They flocked to Jackson Morrow Park by the hundreds: 4-year-old Jason Tyler of Pine Valley on his flaming Huffy, Kokomo’s Pat Dixon, 40, Dana Burgess, 15, from Lebanon, Ohio, and her boyfriend, who flew in from Virginia.

Kokomo Pipeline Skate Park opened with a flourish Saturday morning.

Official ceremonies were planned for 10 a.m. By then, the crowd estimated at 300 had been forming for three hours.

Some skaters warmed up in the parking lot. Some cleaned their gear. Hunter Reed, 16, of Logansport, bragged he had already looped through the world-class pipe.

“It was really awesome,” Reed said, “and really big!”

Awesome. It could be heard coming from the mouths of seemingly everyone.

That included Kokomo’s Marci McKinney, who won the city’s contest to name the $345,000 park, where her son, David, and nephew, Mick, both 10, anxiously waited for the lines to thin out enough for them to grab a ride on the wild side.

As the winner of the name-the-park contest, Switchfoot Board Shop awarded McKinney’s son a new skate board, helmet, knee and elbow pads and shirt. DK’s Main Street Skate Park, where she said the name came to her, gave him a new bike.

“I can’t wait to get in there,” David said, “but I don’t think I’m going to do the loop de loop.”

Prior to opening the park to the general public, professional skateboarders Steve Caballero, Salman Agah and Kokomo’s Brian Patch provided demonstrations.

After that, it was all smiles as skaters and bike riders descended for their first thrill in what many called a dream come true.

John Martino, assistant superintendent of the city’s parks and recreation department, said the department got hundreds of e-mails and phone calls from all over the country in anticipation of the park’s opening.

“This park is world-class,” he said. “Most of the big skate parks are on the west coast.

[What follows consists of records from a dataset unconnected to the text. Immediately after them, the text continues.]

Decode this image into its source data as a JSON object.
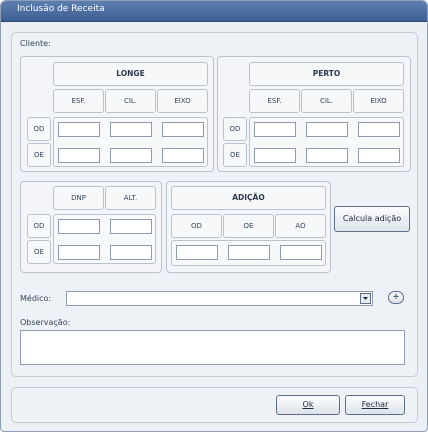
{
  "window": {
    "title": "Inclusão de Receita"
  },
  "form": {
    "cliente_label": "Cliente:"
  },
  "longe": {
    "header": "LONGE",
    "cols": [
      "ESF.",
      "CIL.",
      "EIXO"
    ]
  },
  "perto": {
    "header": "PERTO",
    "cols": [
      "ESF.",
      "CIL.",
      "EIXO"
    ]
  },
  "rows": {
    "od": "OD",
    "oe": "OE"
  },
  "dnp_group": {
    "cols": [
      "DNP",
      "ALT."
    ]
  },
  "adicao": {
    "header": "ADIÇÃO",
    "cols": [
      "OD",
      "OE",
      "AO"
    ]
  },
  "calcula_button": "Calcula adição",
  "medico": {
    "label": "Médico:",
    "value": "",
    "add_label": "+"
  },
  "observacao": {
    "label": "Observação:",
    "value": ""
  },
  "footer": {
    "ok_label": "Ok",
    "fechar_label": "Fechar"
  },
  "colors": {
    "titlebar": "#4a6ea3",
    "panel": "#eef1f5",
    "border": "#b9c2cf"
  }
}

We’re the only one in the world that has a bent full pipe with a 90-degree elbow.”

The 9,800-square-foot park — roughly the size of five tennis courts if it were laid out flat — was designed by Seattle-based Grindline Skate Parks. It includes three bowls of varying sizes and a 16-foot diameter bent pipe. It is open to skateboards, bikes and roller bladers.

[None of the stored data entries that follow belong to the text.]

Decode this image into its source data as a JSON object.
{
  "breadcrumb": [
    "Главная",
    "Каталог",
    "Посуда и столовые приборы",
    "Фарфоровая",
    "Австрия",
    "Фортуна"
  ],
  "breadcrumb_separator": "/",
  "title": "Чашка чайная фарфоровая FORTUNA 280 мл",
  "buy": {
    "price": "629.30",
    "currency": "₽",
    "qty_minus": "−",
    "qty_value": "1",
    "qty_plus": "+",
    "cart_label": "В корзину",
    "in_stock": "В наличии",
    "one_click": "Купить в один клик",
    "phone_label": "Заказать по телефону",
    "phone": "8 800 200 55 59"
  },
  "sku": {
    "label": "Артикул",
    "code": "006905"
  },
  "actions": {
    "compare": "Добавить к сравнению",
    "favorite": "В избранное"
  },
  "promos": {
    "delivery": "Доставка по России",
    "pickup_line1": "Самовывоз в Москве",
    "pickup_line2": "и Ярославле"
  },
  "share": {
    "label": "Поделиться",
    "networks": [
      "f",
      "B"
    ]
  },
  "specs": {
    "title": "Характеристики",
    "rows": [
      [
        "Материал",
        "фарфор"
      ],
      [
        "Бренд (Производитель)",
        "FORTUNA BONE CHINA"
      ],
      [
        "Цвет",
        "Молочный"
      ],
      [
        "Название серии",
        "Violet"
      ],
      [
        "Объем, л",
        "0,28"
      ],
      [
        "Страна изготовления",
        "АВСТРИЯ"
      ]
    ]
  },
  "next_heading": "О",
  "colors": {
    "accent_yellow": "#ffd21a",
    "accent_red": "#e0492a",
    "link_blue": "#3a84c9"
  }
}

The one-of-a-kind facility was conceived more than two years ago, when the city provided $250,000 in Community Development Block Grant funds towards its construction.

The interest in building a skate park in Kokomo actually began about six years ago after a community group urged park officials to put a facility in Foster Park on West Superior Street.

The parks and recreation board selected the Waterworks Park on East Carter Street, with a corner of Jackson Morrow Park at South Webster Street and Center Road as an alternate site.

At risk of losing its block grant funding because Waterworks Park sits in a flood plain, the park board agreed to move the skate park to Jackson Morrow on the city’s far south side.